Granite 3.1, NVIDIA Jetson, stealing AI models, and is pre-training over?

In the episode of “Mixture of Experts,” the panel discusses the potential end of the pre-training era in AI, emphasizing the importance of data quality over quantity and the need for robust filtering methods to mitigate biases in both human-generated and synthetic data. They also address security concerns related to AI model exfiltration, the release of IBM’s Granite 3.1 model, and the democratization of AI tools through NVIDIA’s new Jetson supercomputer, which aims to make AI development more accessible to hobbyists and developers.

In a recent episode of “Mixture of Experts,” host Tim Huang discusses the evolving landscape of artificial intelligence with guests Vagner Santana, Volkmar Uhlig, and Abraham Daniels.

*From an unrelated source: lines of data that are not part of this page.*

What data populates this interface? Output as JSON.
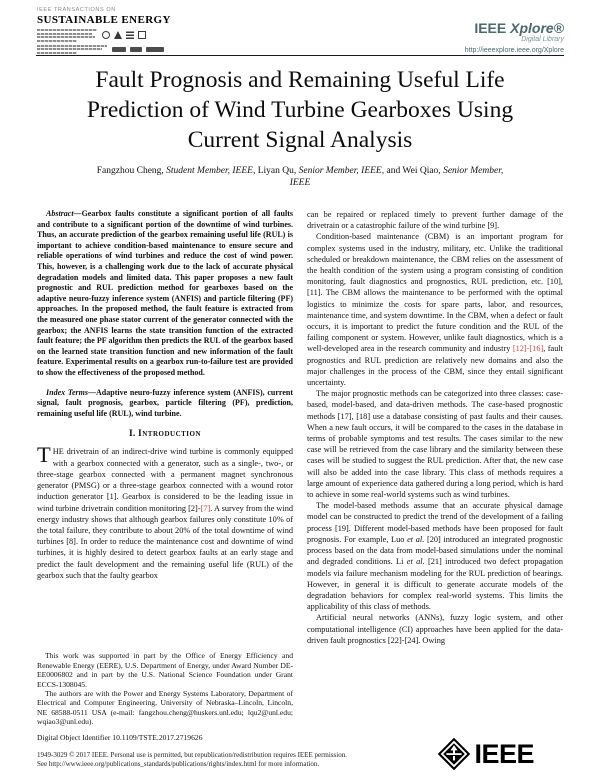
{
  "colors": {
    "accent_red": "#d0453a",
    "xplore": "#4a6a6e"
  },
  "masthead": {
    "journal_line1": "IEEE TRANSACTIONS ON",
    "journal_line2": "SUSTAINABLE ENERGY",
    "xplore_ieee": "IEEE",
    "xplore_word": "Xplore®",
    "xplore_sub": "Digital Library",
    "xplore_url": "http://ieeexplore.ieee.org/Xplore"
  },
  "title": {
    "lines": [
      "Fault Prognosis and Remaining Useful Life",
      "Prediction of Wind Turbine Gearboxes Using",
      "Current Signal Analysis"
    ]
  },
  "authors": {
    "line1": [
      {
        "t": "Fangzhou Cheng, "
      },
      {
        "t": "Student Member, IEEE",
        "cls": "i"
      },
      {
        "t": ", Liyan Qu, "
      },
      {
        "t": "Senior Member, IEEE",
        "cls": "i"
      },
      {
        "t": ", and Wei Qiao, "
      },
      {
        "t": "Senior Member,",
        "cls": "i"
      }
    ],
    "line2": "IEEE"
  },
  "left_column": {
    "abstract": [
      {
        "t": "Abstract—",
        "cls": "lead-i",
        "name": "abstract-lead"
      },
      {
        "t": "Gearbox faults constitute a significant portion of all faults and contribute to a significant portion of the downtime of wind turbines. Thus, an accurate prediction of the gearbox remaining useful life (RUL) is important to achieve condition-based maintenance to ensure secure and reliable operations of wind turbines and reduce the cost of wind power. This, however, is a challenging work due to the lack of accurate physical degradation models and limited data. This paper proposes a new fault prognostic and RUL prediction method for gearboxes based on the adaptive neuro-fuzzy inference system (ANFIS) and particle filtering (PF) approaches. In the proposed method, the fault feature is extracted from the measured one phase stator current of the generator connected with the gearbox; the ANFIS learns the state transition function of the extracted fault feature; the PF algorithm then predicts the RUL of the gearbox based on the learned state transition function and new information of the fault feature. Experimental results on a gearbox run-to-failure test are provided to show the effectiveness of the proposed method."
      }
    ],
    "index_terms": [
      {
        "t": "Index Terms—",
        "cls": "lead-i",
        "name": "index-terms-lead"
      },
      {
        "t": "Adaptive neuro-fuzzy inference system (ANFIS), current signal, fault prognosis, gearbox, particle filtering (PF), prediction, remaining useful life (RUL), wind turbine."
      }
    ],
    "section_heading": [
      {
        "t": "I. "
      },
      {
        "t": "Introduction",
        "cls": "sc"
      }
    ],
    "intro": [
      {
        "t": "T",
        "cls": "dropcap",
        "name": "drop-cap"
      },
      {
        "t": "HE drivetrain of an indirect-drive wind turbine is commonly equipped with a gearbox connected with a generator, such as a single-, two-, or three-stage gearbox connected with a permanent magnet synchronous generator (PMSG) or a three-stage gearbox connected with a wound rotor induction generator [1]. Gearbox is considered to be the leading issue in wind turbine drivetrain condition monitoring [2]-"
      },
      {
        "t": "[7]",
        "cls": "ref-red",
        "name": "citation-link",
        "inter": true
      },
      {
        "t": ". A survey from the wind energy industry shows that although gearbox failures only constitute 10% of the total failure, they contribute to about 20% of the total downtime of wind turbines [8]. In order to reduce the maintenance cost and downtime of wind turbines, it is highly desired to detect gearbox faults at an early stage and predict the fault development and the remaining useful life (RUL) of the gearbox such that the faulty gearbox"
      }
    ],
    "footnotes": {
      "f1": "This work was supported in part by the Office of Energy Efficiency and Renewable Energy (EERE), U.S. Department of Energy, under Award Number DE-EE0006802 and in part by the U.S. National Science Foundation under Grant ECCS-1308045.",
      "f2": "The authors are with the Power and Energy Systems Laboratory, Department of Electrical and Computer Engineering, University of Nebraska–Lincoln, Lincoln, NE 68588-0511 USA (e-mail: fangzhou.cheng@huskers.unl.edu; lqu2@unl.edu; wqiao3@unl.edu).",
      "doi": "Digital Object Identifier 10.1109/TSTE.2017.2719626"
    }
  },
  "right_column": {
    "p1": [
      {
        "t": "can be repaired or replaced timely to prevent further damage of the drivetrain or a catastrophic failure of the wind turbine [9]."
      }
    ],
    "p2": [
      {
        "t": "Condition-based maintenance (CBM) is an important program for complex systems used in the industry, military, etc. Unlike the traditional scheduled or breakdown maintenance, the CBM relies on the assessment of the health condition of the system using a program consisting of condition monitoring, fault diagnostics and prognostics, RUL prediction, etc. [10], [11]. The CBM allows the maintenance to be performed with the optimal logistics to minimize the costs for spare parts, labor, and resources, maintenance time, and system downtime. In the CBM, when a defect or fault occurs, it is important to predict the future condition and the RUL of the failing component or system. However, unlike fault diagnostics, which is a well-developed area in the research community and industry "
      },
      {
        "t": "[12]-[16]",
        "cls": "ref-red",
        "name": "citation-link",
        "inter": true
      },
      {
        "t": ", fault prognostics and RUL prediction are relatively new domains and also the major challenges in the process of the CBM, since they entail significant uncertainty."
      }
    ],
    "p3": [
      {
        "t": "The major prognostic methods can be categorized into three classes: case-based, model-based, and data-driven methods. The case-based prognostic methods [17], [18] use a database consisting of past faults and their causes. When a new fault occurs, it will be compared to the cases in the database in terms of probable symptoms and test results. The cases similar to the new case will be retrieved from the case library and the similarity between these cases will be studied to suggest the RUL prediction. After that, the new case will also be added into the case library. This class of methods requires a large amount of experience data gathered during a long period, which is hard to achieve in some real-world systems such as wind turbines."
      }
    ],
    "p4": [
      {
        "t": "The model-based methods assume that an accurate physical damage model can be constructed to predict the trend of the development of a failing process [19]. Different model-based methods have been proposed for fault prognosis. For example, Luo "
      },
      {
        "t": "et al.",
        "cls": "i"
      },
      {
        "t": " [20] introduced an integrated prognostic process based on the data from model-based simulations under the nominal and degraded conditions. Li "
      },
      {
        "t": "et al.",
        "cls": "i"
      },
      {
        "t": " [21] introduced two defect propagation models via failure mechanism modeling for the RUL prediction of bearings. However, in general it is difficult to generate accurate models of the degradation behaviors for complex real-world systems. This limits the applicability of this class of methods."
      }
    ],
    "p5": [
      {
        "t": "Artificial neural networks (ANNs), fuzzy logic system, and other computational intelligence (CI) approaches have been applied for the data-driven fault prognostics [22]-[24]. Owing"
      }
    ]
  },
  "footer": {
    "copyright_line1": "1949-3029 © 2017 IEEE. Personal use is permitted, but republication/redistribution requires IEEE permission.",
    "copyright_line2": "See http://www.ieee.org/publications_standards/publications/rights/index.html for more information.",
    "ieee_logo_text": "IEEE"
  }
}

The conversation begins with the topic of pre-training in AI models, sparked by a keynote from Ilya Sutskever at the NeurIPS conference, where he suggested that we may be at “peak pre-training.” Vagner expresses concern about the increasing reliance on synthetic data, highlighting the lack of methods to detect such data and the potential biases that could be perpetuated in future models. Abraham adds that while pre-training is not over, there is a shift towards focusing on inference and model optimization rather than solely on data quantity.

The discussion shifts to the importance of data quality, with Volkmar emphasizing that both human-generated and machine-generated data can be flawed. He argues that the assumption that human-generated data is inherently better is misleading, as both types of data can contain biases and inaccuracies. The panelists agree that the future of AI will require a more nuanced understanding of data quality and the need for robust filtering methods to ensure that models are trained on reliable information. This conversation highlights the growing recognition that simply accumulating more data is no longer sufficient for improving AI performance.

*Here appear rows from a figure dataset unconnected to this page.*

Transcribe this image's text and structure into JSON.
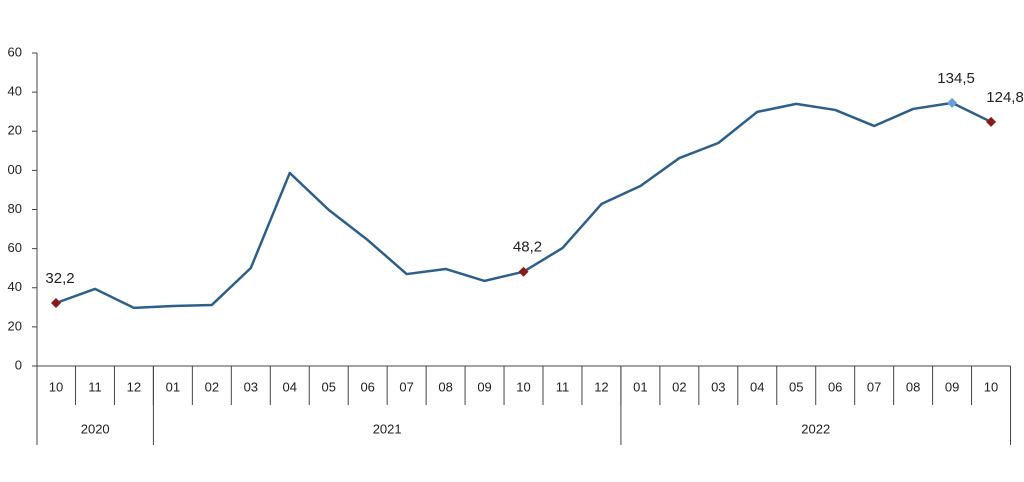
{
  "chart_data": {
    "type": "line",
    "categories": [
      "10",
      "11",
      "12",
      "01",
      "02",
      "03",
      "04",
      "05",
      "06",
      "07",
      "08",
      "09",
      "10",
      "11",
      "12",
      "01",
      "02",
      "03",
      "04",
      "05",
      "06",
      "07",
      "08",
      "09",
      "10"
    ],
    "years": [
      "2020",
      "2021",
      "2022"
    ],
    "series": [
      {
        "color": "#2e5f8a",
        "values": [
          32.2,
          39.4,
          29.7,
          30.7,
          31.2,
          50.1,
          98.7,
          79.8,
          64.4,
          47.0,
          49.6,
          43.5,
          48.2,
          60.3,
          82.8,
          92.0,
          106.3,
          114.0,
          129.9,
          134.0,
          130.9,
          122.7,
          131.4,
          134.5,
          124.8
        ],
        "value_labels": [
          "32,2",
          null,
          null,
          null,
          null,
          null,
          null,
          null,
          null,
          null,
          null,
          null,
          "48,2",
          null,
          null,
          null,
          null,
          null,
          null,
          null,
          null,
          null,
          null,
          "134,5",
          "124,8"
        ]
      }
    ],
    "marker_color": "#8b1a1a",
    "peak_marker_color": "#6a9fd8",
    "ylim": [
      0,
      160
    ],
    "yticks": [
      0,
      20,
      40,
      60,
      80,
      {
        "value": 100,
        "label": "00"
      },
      {
        "value": 120,
        "label": "20"
      },
      {
        "value": 140,
        "label": "40"
      },
      {
        "value": 160,
        "label": "60"
      }
    ],
    "grid": false
  }
}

The episode also covers the recent release of Granite 3.1, a new model from IBM, which includes enhancements such as a longer context window and improved instruction-following capabilities. Abraham explains that the longer context length allows for processing larger documents and more complex queries, which is particularly beneficial for enterprise applications. Additionally, the Granite Guardian models are designed to address safety concerns by detecting biases and hallucinations in AI outputs. The panelists discuss the balance between openness in AI development and the need for safety measures to prevent misuse of models.

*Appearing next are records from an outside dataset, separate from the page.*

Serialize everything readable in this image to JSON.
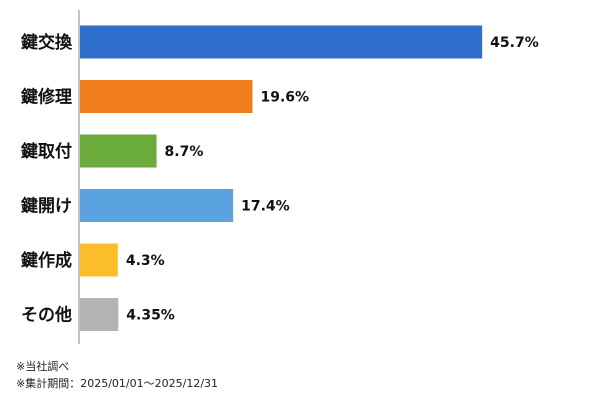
{
  "chart_data": {
    "type": "bar",
    "orientation": "horizontal",
    "categories": [
      "鍵交換",
      "鍵修理",
      "鍵取付",
      "鍵開け",
      "鍵作成",
      "その他"
    ],
    "values": [
      45.7,
      19.6,
      8.7,
      17.4,
      4.3,
      4.35
    ],
    "value_labels": [
      "45.7%",
      "19.6%",
      "8.7%",
      "17.4%",
      "4.3%",
      "4.35%"
    ],
    "colors": [
      "#2e6fcc",
      "#f07d1e",
      "#6aab3c",
      "#5aa2e0",
      "#fbbe2a",
      "#b3b3b3"
    ],
    "xlim": [
      0,
      50
    ],
    "grid": false,
    "legend": "none",
    "title": "",
    "xlabel": "",
    "ylabel": ""
  },
  "notes": {
    "source": "※当社調べ",
    "period": "※集計期間：2025/01/01〜2025/12/31"
  }
}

Security in AI infrastructure is another critical topic addressed in the episode, particularly in light of recent model exfiltration attacks. Vagner highlights a study that demonstrated how researchers could reverse-engineer AI models by monitoring electromagnetic emissions from hardware. Volkmar discusses the importance of securing AI models and the need for robust infrastructure to protect proprietary data. The conversation underscores the ongoing challenges in ensuring the confidentiality and integrity of AI models, especially as they become more integrated into enterprise applications.

Finally, the episode concludes with a discussion about NVIDIA’s new Jetson supercomputer, aimed at hobbyists and developers. Volkmar explains that this affordable board is designed for low-power applications, such as robotics, and allows users to leverage NVIDIA’s ecosystem for model deployment. The panelists reflect on the democratization of AI tools and the potential for increased accessibility, particularly in developing countries. Abraham notes that as AI development becomes more plug-and-play, it opens up opportunities for a broader range of users to experiment and innovate in the field of artificial intelligence.